Well, what if you want to read the symbol table for an ELF executable or library
programmatically? Linux systems come with a header called <elf.h>
, and there's
this whole man 5 elf thing that explains in
obtuse terms how to use <elf.h>
to decode an ELF executable.
In practice, I found it pretty difficult to figure out how to decode the symbol
table. My goal was to decode the symbol table for a "statically" built
/usr/bin/python
(which is the default way that Debian/Ubuntu compile python).
From readelf
I saw:
$ readelf -a $(which python) | grep PyObject_Malloc
619: 0000000000499750 539 FUNC GLOBAL DEFAULT 13 PyObject_Malloc
So I already knew that PyObject_Malloc
was to be found at offset 619 in the
symbol table, and that it should be loaded into memory by /usr/bin/python
at
0x499750.
I wrote a program that can actually decode $(which python)
and give the same
output.
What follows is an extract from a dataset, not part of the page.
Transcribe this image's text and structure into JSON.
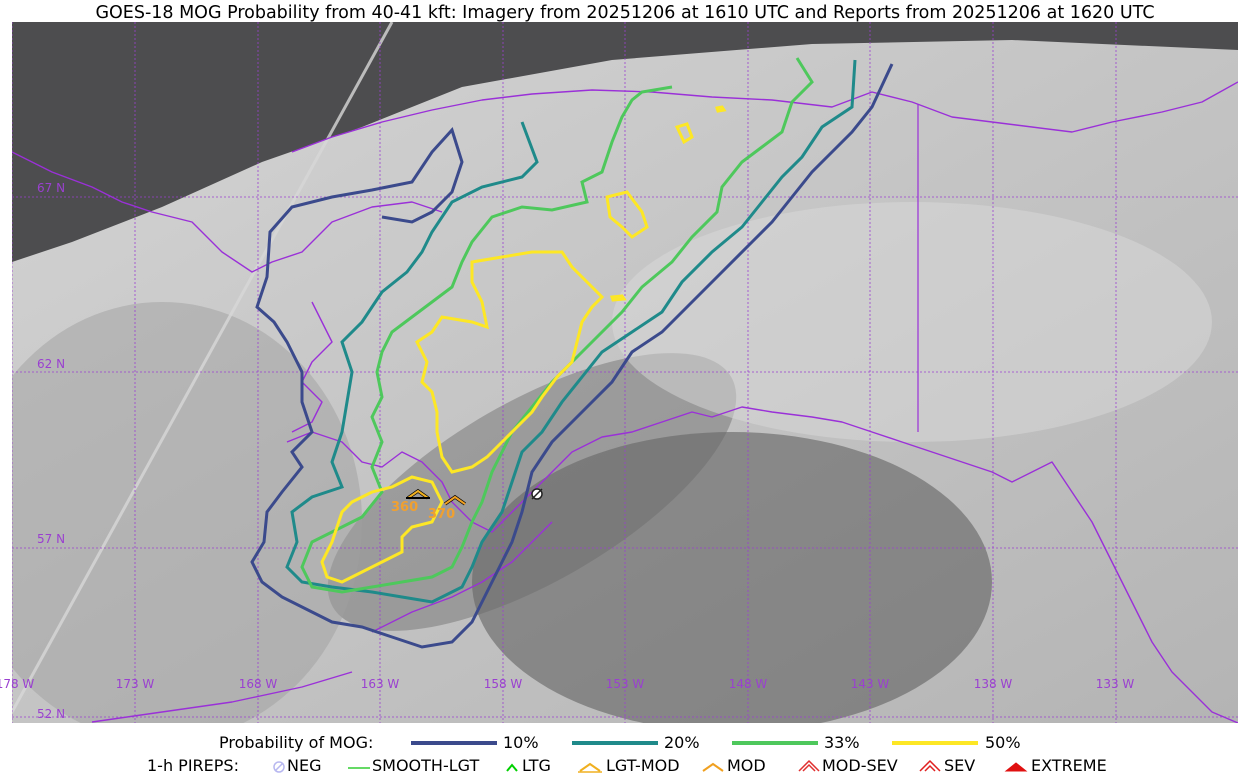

In particular, I see:
$ ./parse_elf $(which python)
...
SYMBOL TABLE ENTRY 619
st_name = 18442 (PyObject_Malloc)
st_info = 18
st_other = 0
st_shndx = 13
st_value = 0x499750
st_size = 539
...
Which matches in all of the relevant fields: you can see that it correctly finds
PyObject_Malloc
at symbol table entry 619, that st_shndx
(which holds the
symbol table program header entry) is 13, and that the size of the object code
is correctly identified as 539 bytes.
You can find the code on GitHub at eklitzke/parse-elf. Again, this isn't code I'm super proud of, but if you're in a similar situation to me this should at least help you figure out how to decode all of the relative offsets which should be enough to get you started.